Разумеется, эти три выбора, с которыми сталкивается любое живое существо в ситуации сильного стресса: «бей, беги, замри», не уникальны для меня лично. В рассказе присутствуют достаточно прямые отсылки, я бы сказал к художественным произведениям, но все они берут начало в древней мифологии и языческих культах.
«Белая собака» Федора Сологуба — резистанс, существо, отказывающееся соглашаться с внешними обстоятельствами, несмотря на очевидную опасность, Похищенная Европа — эскейп в неизвестное будущее под влиянием внешних обстоятельств, Снегурочка — конформизм, жертвенность, способная привести к смерти. Я попробовал быть и Собакой, и Снегурочкой, но в итоге пошел вслед за Европой. И теперь живу в городе с четырехногой башней и симметричными, пышными парками. За два с половиной года я пока так ни разу и не пожалел о своем выборе. Хотя решение принципиально изменить свою жизнь принималось всего за пару часов, когда я находился уже в дороге из Москвы. В этот момент я понял, что для меня лично это выбор между жизнью и смертью, а смертей и без моей в эти годы чудовищно много.
Жабгород
Тихий Жабгород (бывший Крётебург, когда-то Жабаград) накрыла черная туча волчьей песни. Грязный предвесенний снег тихо сыпался с неба колючей крупой, как бы пытаясь предотвратить неизбежное. Собственно, ничего ужасного еще не произошло. Мужчины все еще ходили на службу. Женщины покупали наряды из далеких стран. Дети мечтали улететь к звездам. Но в ботанической сахарной оранжерее уже распускался огромный цветок вороньего глаза. По телевизору уже давно намекали о том, что злой цветок может скоро распустить свой бутон. Но все старались об этом не думать. К тому же по телевизору слишком часто говорили вещи, которые казались выдумкой. Женщина подходила к своему дому, когда тень от тучи спрятала ее собственную тень. Это почти незаметное в городской суете событие произвело на женщину очень сильное впечатление. Она начала выкладывать на покрытый песком лед все покупки из своей вместительной страусино-кожаной сумки. Ей вдруг стало очевидно, что эти вещи ей больше никогда не пригодятся. Все начало неприятно меняться. Домашние еще не ложились, все много и странно разговаривали. Нельзя было понять, пытаются ли все обменяться какой-то новой информацией или просто проговаривают свои мысли вслух.
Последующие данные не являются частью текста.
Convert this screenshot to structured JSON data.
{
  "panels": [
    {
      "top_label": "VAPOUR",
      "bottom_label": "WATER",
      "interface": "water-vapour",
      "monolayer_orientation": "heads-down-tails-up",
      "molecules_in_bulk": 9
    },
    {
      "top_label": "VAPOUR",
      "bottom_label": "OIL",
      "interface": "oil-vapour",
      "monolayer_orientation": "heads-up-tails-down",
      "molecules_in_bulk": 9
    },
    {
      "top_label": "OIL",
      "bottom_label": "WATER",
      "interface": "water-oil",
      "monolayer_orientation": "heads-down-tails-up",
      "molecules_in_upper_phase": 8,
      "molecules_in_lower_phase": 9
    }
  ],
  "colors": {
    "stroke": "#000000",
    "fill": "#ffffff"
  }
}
На заре женщина проснулась от звонка подруги. Подруга рыдала в трубку. Что именно произошло, из слов подруги было неясно, но что «началось», женщина уже и сама понимала.
Через несколько дней жизнь как бы вошла в привычное русло. Пространные, взволнованные разговоры сменились разговорами о нескончаемых метелях или изменениях курсов валют. Быт, птенцы, завтрашний день, интерес к личному будущему помогали забыть о цветке вороньего глаза. Угол реальности все-таки сместился, как при качке на корабле. Но это было всего 30-40 градусов. К качке же почти все привыкают за несколько дней. Людей, не способных к ней привыкнуть, всего несколько процентов на популяцию. Как и людей, в принципе не обращающих на качку внимания. Каждый маленький ледокол медленно и успешно продавливал наст под своими ногами. Марципан ледяного покрова часто просто плавно продавливался железным наростом живота, не вводя в аффективные состояния резким перепадом высот. Все уже точно знали, что волчий цветок разросся до таких размеров, что проломил хрустальную скорлупу теплицы и выбрался наружу.
Все знали и не говорили об этом.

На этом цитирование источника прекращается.